Friday, August 10, 2018

Derby Silk Mill - England

UK's has 31 sites inscribed in the UNESCO WHS list and I'm only missing 2 of those 31 sites. A few days ago Julia sent me this card with the Old Silk Mill in Derby. 

The Derwent Valley Mills are the birthplace of the factory system. It was for this reason that they were added to the UNESCO World Heritage List in 2001.
It was in the Derwent Valley that – thanks to pioneering work by Richard Arkwright, Jedediah Strutt, the Lombe brothers and others – the essential ingredients of factory production were successfully combined. Water Power was applied and successfully used for the first time on a relatively large scale.
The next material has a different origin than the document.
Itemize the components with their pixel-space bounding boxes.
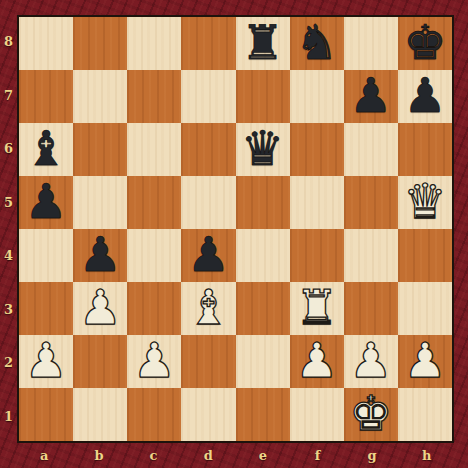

Not only was silk throwing and cotton spinning revolutionised with dramatic consequences for the British economy, the Arkwright model system also informed and inspired developments in other countries and industries. 

© Millstone Cards
The first stages of the fully mechanised factory were set in motion when the Lombe brothers set up a silk mill in Derby in the early 1720s, based on examples seen in Italy.
The silk throwing machines in this building were based on machines studied by John Lombe in Italy – the designs of these were copied and smuggled to England in an early example of industrial espionage. 
The layout of the mills, with a large number of people in two buildings doing a number of processes, was the prototype for the modern factory and was a model for the later textile mills built for Arkwright and partners 50 years later. - in:
The Silk Mill is the southern gateway to the Derwent Valley Mills World Heritage Site.